The Fed is unlikely to face fresh criticism for how it conducted itself during the financial crisis. To some observers, the conflicts identified in the report reflect the unexpected position the Fed found itself in during the financial crisis, as central bankers found themselves forced to move quickly to rescue a wide range of private institutions.
"The world was changing so quickly and so dramatically they were not able to catch up" and adjust their internal conflict policies, said Tim Duy, an economist with the University of Oregon. Mr. Duy added "the real failures" at the Fed came before the crisis, when they failed to adequately regulate banks and make sense of what was happening in housing markets.
Still, the Fed has yet to update its conflict of interest policies to "more fully reflect" potential conflicts that could arise in financial crises, the report found. AIG wasn't regulated by the Fed before the bailout, and as a result wasn't covered by existing restrictions on investment holdings.
The GAO said the Fed should consider altering its conflict-of-interest policies, including addressing conflicts related to nonbank institutions that participate in emergency programs.
Warren Gunnels, an aide to Sen.

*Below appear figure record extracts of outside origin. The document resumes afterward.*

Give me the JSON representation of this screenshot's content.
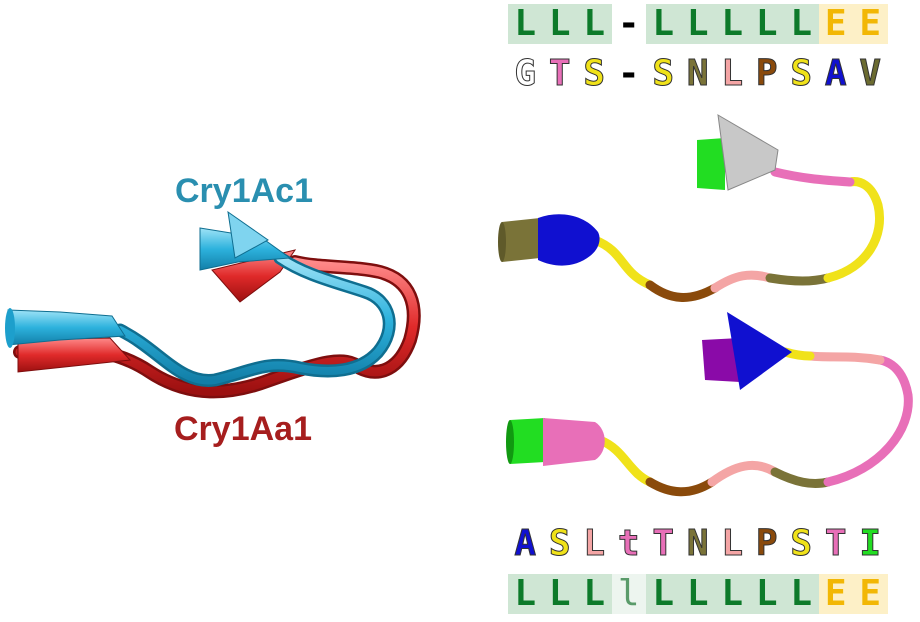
{
  "labels": {
    "top_chain": "Cry1Ac1",
    "bottom_chain": "Cry1Aa1"
  },
  "colors": {
    "top_chain": "#2a8fb0",
    "bottom_chain": "#a61e1e",
    "ss_loop_text": "#0d7a2a",
    "ss_loop_bg": "#cfe6d4",
    "ss_strand_text": "#f2b705",
    "ss_strand_bg": "#fdf0c7"
  },
  "top_sequence": {
    "secondary_structure": [
      "L",
      "L",
      "L",
      "-",
      "L",
      "L",
      "L",
      "L",
      "L",
      "E",
      "E"
    ],
    "residues": [
      {
        "aa": "G",
        "color": "#ffffff"
      },
      {
        "aa": "T",
        "color": "#e86fb8"
      },
      {
        "aa": "S",
        "color": "#f0e21a"
      },
      {
        "aa": "-",
        "color": "#000000"
      },
      {
        "aa": "S",
        "color": "#f0e21a"
      },
      {
        "aa": "N",
        "color": "#7a7338"
      },
      {
        "aa": "L",
        "color": "#f4a5a5"
      },
      {
        "aa": "P",
        "color": "#8a4a0b"
      },
      {
        "aa": "S",
        "color": "#f0e21a"
      },
      {
        "aa": "A",
        "color": "#1010d0"
      },
      {
        "aa": "V",
        "color": "#6b6b30"
      }
    ]
  },
  "bottom_sequence": {
    "residues": [
      {
        "aa": "A",
        "color": "#1010d0"
      },
      {
        "aa": "S",
        "color": "#f0e21a"
      },
      {
        "aa": "L",
        "color": "#f4a5a5"
      },
      {
        "aa": "t",
        "color": "#e86fb8"
      },
      {
        "aa": "T",
        "color": "#e86fb8"
      },
      {
        "aa": "N",
        "color": "#7a7338"
      },
      {
        "aa": "L",
        "color": "#f4a5a5"
      },
      {
        "aa": "P",
        "color": "#8a4a0b"
      },
      {
        "aa": "S",
        "color": "#f0e21a"
      },
      {
        "aa": "T",
        "color": "#e86fb8"
      },
      {
        "aa": "I",
        "color": "#22dd22"
      }
    ],
    "secondary_structure": [
      "L",
      "L",
      "L",
      "l",
      "L",
      "L",
      "L",
      "L",
      "L",
      "E",
      "E"
    ]
  }
}
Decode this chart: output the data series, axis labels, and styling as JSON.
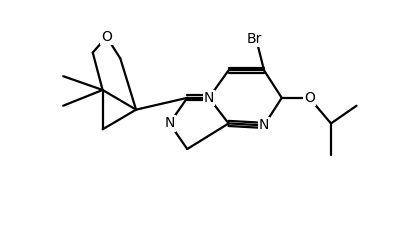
{
  "background_color": "#ffffff",
  "line_color": "#000000",
  "line_width": 1.6,
  "font_size": 10,
  "figsize": [
    4.06,
    2.39
  ],
  "dpi": 100,
  "xlim": [
    0,
    10
  ],
  "ylim": [
    0,
    6
  ]
}
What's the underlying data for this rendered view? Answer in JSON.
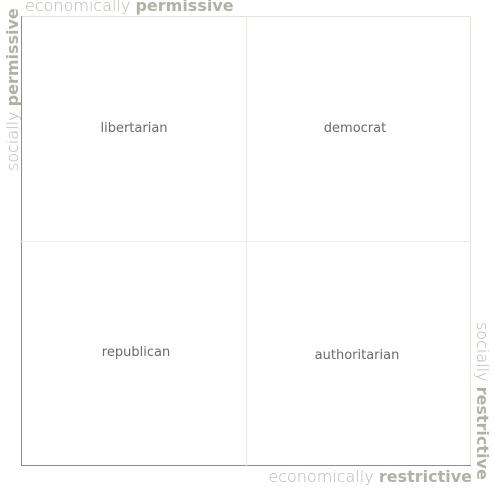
{
  "axes": {
    "top": {
      "prefix": "economically",
      "emphasis": "permissive"
    },
    "bottom": {
      "prefix": "economically",
      "emphasis": "restrictive"
    },
    "left": {
      "prefix": "socially",
      "emphasis": "permissive"
    },
    "right": {
      "prefix": "socially",
      "emphasis": "restrictive"
    }
  },
  "quadrants": {
    "top_left": "libertarian",
    "top_right": "democrat",
    "bottom_left": "republican",
    "bottom_right": "authoritarian"
  }
}
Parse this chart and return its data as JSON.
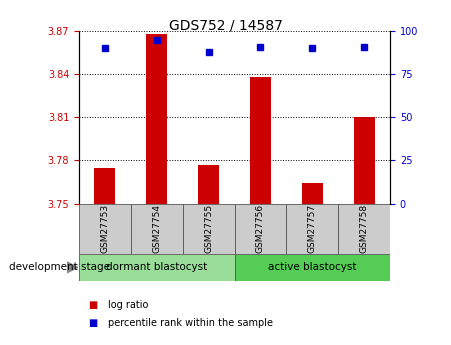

Bernie Sanders (I, Vt.), was more succinct. "If there are employees at the Fed that the Fed has granted access to operate emergency programs, they should not be allowed to potentially game the system," he said. Mr. Sanders had asked for the report, which was mandated by the Dodd-Frank financial overhaul law.
In a statement accompanying the report, Fed general counsel Scott Alvarez said the Fed would give the recommendation and others "serious attention" to the extent that the issues hadn't already been addressed.
Mr. Dudley's waiver was granted Sept. 19, 2008, three days after the Federal Reserve Board authorized the New York Fed to help AIG. Other employees were also granted waivers during the crisis, although some were required to sell their holdings, the report found.
Without a waiver, "employees were prohibited from working on an emergency program while holding investments that would be affected by their participation in matters concerning those programs," the report said, citing staff from the New York Fed.
The GAO report also found the Fed's regional banks relied on outside firms to manage many of the rescue programs, including the $30 billion of Bear Stearns & Co. mortgage-related assets. The biggest beneficiary appeared to be BlackRock, which was paid almost $211 million for a variety of services, including valuing assets and selling securities, according to the report. Morgan Stanley earned $108 million for managing a credit facility that shored up AIG Corp. Among law firms, Davis Polk & Wardwell earned more than $33 million, mostly for providing legal services for the AIG bailout.